Foto: picture-alliance/AP Photo/S.Izquierdo
TSE abre investigação contra Bolsonaro
A pouco mais de uma semana do segundo turno, o Tribunal Superior Eleitoral abriu uma ação para investigar suspeitas de compra de disparos de mensagens antipetistas no WhatsApp por parte de empresários aliados a Bolsonaro. O pedido de investigação foi feito pelo PT, após uma reportagem do jornal "Folha de S. Paulo". A PF também abriu inquérito para investigar a disseminação em massa de "fake news".
Foto: Reuters/R. Moraes
Bolsonaro e Haddad vão ao segundo turno
Numa das eleições mais polarizadas da história, em 7 de outubro os brasileiros levaram ao segundo turno os dois candidatos que, segundo sondagens, são também os mais rejeitados: Bolsonaro (PSL) e Haddad (PT). Favorito no Sul e Sudeste, o ex-militar teve 46% dos votos válidos contra 29% do petista, que foi o mais votado em oito estados do Nordeste e no Pará. Em terceiro, Ciro Gomes (PDT) teve 12%.
Foto: Reuters/P. Whitaker/N. Doce
Bolsonaro cresce nas pesquisas
Já líder nas pesquisas, o candidato do PSL ampliou sua vantagem no início de outubro, ultrapassando pela primeira vez a marca de 30% em sondagens do Ibope e do Datafolha. Ao longo da semana que antecedeu as eleições, o ex-capitão foi subindo e, na véspera do pleito, cruzou a barreira de 40% dos votos válidos. Após ser esfaqueado, a campanha do candidato se concentrou nas redes sociais.
Foto: Reuters/P. Whitaker
A troca de Lula por Haddad
Após meses de suspense e com aval de Lula, Fernando Haddad foi oficializado candidato à Presidência pelo PT em 11 de setembro, a menos de um mês do primeiro turno, após se esgotarem as chances de o ex-presidente concorrer. Preso e virtualmente inelegível pela Ficha Limpa, Lula era líder nas pesquisas de intenção de voto. O desafio agora será transferir votos para o ex-prefeito.
Foto: Agencia Brasil/R. Rosa
Ataque a Bolsonaro
O candidato do PSL foi esfaqueado durante um ato de campanha em Juiz de Fora, um ataque que prometia mudar os rumos da corrida presidencial. Seus adversários condenaram a agressão, e alguns chegaram a mudar o tom da campanha.
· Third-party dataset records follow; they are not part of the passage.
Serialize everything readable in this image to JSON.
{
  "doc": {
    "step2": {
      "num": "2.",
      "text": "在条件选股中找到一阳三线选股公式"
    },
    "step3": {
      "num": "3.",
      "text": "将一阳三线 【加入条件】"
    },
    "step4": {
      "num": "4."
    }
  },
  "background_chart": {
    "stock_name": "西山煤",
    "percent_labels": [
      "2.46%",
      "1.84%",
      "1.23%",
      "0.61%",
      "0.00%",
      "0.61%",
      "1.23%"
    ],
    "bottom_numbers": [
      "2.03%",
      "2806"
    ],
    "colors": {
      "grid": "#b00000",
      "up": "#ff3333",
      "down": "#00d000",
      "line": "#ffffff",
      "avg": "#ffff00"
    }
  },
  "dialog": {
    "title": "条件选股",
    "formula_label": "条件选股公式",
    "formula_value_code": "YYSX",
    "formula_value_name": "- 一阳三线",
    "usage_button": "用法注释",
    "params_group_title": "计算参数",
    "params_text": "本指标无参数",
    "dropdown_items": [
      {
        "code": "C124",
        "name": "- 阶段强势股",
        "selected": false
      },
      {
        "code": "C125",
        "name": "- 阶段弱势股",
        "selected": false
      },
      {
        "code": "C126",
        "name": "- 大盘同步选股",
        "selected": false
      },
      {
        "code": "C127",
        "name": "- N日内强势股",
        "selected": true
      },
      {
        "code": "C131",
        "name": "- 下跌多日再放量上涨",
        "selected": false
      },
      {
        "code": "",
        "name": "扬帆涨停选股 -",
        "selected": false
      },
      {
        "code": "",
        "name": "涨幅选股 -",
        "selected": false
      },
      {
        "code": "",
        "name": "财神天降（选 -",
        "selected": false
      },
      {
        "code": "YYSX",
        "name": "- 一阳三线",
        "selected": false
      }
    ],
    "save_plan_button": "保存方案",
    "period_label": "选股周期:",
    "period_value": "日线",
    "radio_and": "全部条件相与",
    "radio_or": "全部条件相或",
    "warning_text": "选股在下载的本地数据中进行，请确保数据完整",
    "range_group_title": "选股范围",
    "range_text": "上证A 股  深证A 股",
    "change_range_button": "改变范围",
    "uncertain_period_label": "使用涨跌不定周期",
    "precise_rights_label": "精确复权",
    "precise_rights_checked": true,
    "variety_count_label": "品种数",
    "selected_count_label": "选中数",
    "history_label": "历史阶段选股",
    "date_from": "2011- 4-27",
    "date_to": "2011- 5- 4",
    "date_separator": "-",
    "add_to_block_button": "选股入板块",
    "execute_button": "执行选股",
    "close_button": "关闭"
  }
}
Não houve, contudo, um impacto decisivo sobre o eleitorado. Ele segue líder das intenções, mas com percentual praticamente igual. A rejeição a ele, por outro lado, aumentou.
Foto: picture-alliance/dpa/Agencia O Globo/A. Scorza
O "plano B" do PT
Com Lula virtualmente inelegível, a escolha do seu vice passou a ser encarada como um trampolim para um candidato substituto. No início de agosto, o PT acabou indicando Fernando Haddad, que desde o início do ano era cotado como "plano B". Manuela D'Ávila (PCdoB) ficou com a curiosa posição não oficial de "vice do vice", assumindo a posição com Lula candidato ou não.
Foto: Agência Brasil/F.Rodrigues Pozzebom
A novela dos vices
A fase de convenções começou no fim de julho sem que a maioria dos pré-candidatos tivesse um vice. Bolsonaro teve três convites recusados até fechar com o general Mourão (PRTB). Henrique Meirelles (MDB) e Ciro Gomes (PDT) se contentaram com nomes do próprio partido. Alckmin teve convite recusado pelo empresário Josué Alencar, cuja família é ligada a Lula, antes de optar por Ana Amélia (PR).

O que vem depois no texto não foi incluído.